• All miracle fixes are fictional. Except mine.

    Today’s Irish Times contains an article on comments made by Seán Brady (sub req.), Catholic primate Archbishop of Ireland, who has criticised people for turning to horoscopes, astrology, palm reading, and tarot cards to manage, predict and improve their future.

    He says that Irish people have not so much abandoned their faith as they have become distracted from it and that these “new superstitions” were not an adequate replacement for faith in God, which is the only thing to bring about the happiness and stability that people seek.

    Without getting into the tedious argument of whether God exists or not comments likes these from a man of God are still hard to swallow whole – even if one assumes that God does exist.

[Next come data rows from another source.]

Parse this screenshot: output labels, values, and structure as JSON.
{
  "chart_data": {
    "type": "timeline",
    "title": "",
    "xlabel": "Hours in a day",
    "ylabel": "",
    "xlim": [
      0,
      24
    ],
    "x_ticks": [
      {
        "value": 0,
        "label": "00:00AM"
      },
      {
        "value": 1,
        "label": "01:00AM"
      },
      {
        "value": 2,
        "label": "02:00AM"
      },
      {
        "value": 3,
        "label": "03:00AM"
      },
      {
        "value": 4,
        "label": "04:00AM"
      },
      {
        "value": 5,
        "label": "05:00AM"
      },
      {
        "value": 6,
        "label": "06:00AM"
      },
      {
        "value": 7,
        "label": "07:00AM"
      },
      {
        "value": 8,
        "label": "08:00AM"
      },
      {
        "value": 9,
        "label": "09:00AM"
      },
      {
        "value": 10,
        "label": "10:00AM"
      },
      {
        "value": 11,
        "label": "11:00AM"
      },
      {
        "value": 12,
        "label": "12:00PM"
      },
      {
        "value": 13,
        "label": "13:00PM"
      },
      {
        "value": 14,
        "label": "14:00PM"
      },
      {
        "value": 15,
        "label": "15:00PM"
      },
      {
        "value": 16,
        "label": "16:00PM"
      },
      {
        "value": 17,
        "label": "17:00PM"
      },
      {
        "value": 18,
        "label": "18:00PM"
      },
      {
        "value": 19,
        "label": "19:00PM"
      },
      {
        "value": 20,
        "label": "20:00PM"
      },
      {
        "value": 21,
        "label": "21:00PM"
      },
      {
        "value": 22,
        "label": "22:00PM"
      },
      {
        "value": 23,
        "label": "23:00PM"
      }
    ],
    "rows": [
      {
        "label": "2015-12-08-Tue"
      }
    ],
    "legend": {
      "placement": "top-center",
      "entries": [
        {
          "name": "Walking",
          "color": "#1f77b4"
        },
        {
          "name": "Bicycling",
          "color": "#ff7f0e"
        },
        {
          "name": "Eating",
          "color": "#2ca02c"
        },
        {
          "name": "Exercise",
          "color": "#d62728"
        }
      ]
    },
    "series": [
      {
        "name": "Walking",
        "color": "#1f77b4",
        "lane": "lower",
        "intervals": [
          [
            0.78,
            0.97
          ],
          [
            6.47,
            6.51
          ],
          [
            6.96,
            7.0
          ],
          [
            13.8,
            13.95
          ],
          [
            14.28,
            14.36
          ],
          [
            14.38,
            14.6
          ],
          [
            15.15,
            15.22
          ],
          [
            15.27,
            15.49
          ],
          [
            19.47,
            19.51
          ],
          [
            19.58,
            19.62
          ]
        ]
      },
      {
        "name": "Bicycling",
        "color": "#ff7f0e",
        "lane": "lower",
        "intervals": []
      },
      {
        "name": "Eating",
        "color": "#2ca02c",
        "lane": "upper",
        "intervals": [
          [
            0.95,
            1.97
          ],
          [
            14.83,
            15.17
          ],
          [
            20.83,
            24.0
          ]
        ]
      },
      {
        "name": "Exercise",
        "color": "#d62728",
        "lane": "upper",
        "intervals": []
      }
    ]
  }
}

    The most die-hard of Christian bases their religion around their “faith”, that is their willingness to believe something that cannot be proven, and so it is difficult to see how someone with such faith can criticise others who feel likewise about something equally unproven.

    Of course putting things like horoscopes in the same category as religion instantly explains why he would make such criticism – these “new superstitions” are attracting the interest of others and supplying them with the sense of security, happiness and contentment that the Catholic church previously had a monopoly on. As they are as objective and unaccountable as religious faith, growth in their popularity is just as, if not more dangerous than, the proliferation of another religion.

    But would the Archbishop speak in similar terms about other religions? Of course not, he’d be far more careful in his criticism of those who don’t subscribe to his world view for fear of seeming disrespectful or causing an incident. Things like tarot cards are an easy target because they are not centralised and do not assume themselves to be an oracle of God’s teachings, even though they do require the same amount of open-mindedness to be bought into.

    One thing does stand out and that’s his use of the term “new superstitions”, which has been quoted already in this article. It has to be asked, is this Brady’s covert or Freudian way of acknowledging what Ireland’s “old” superstition was until recently?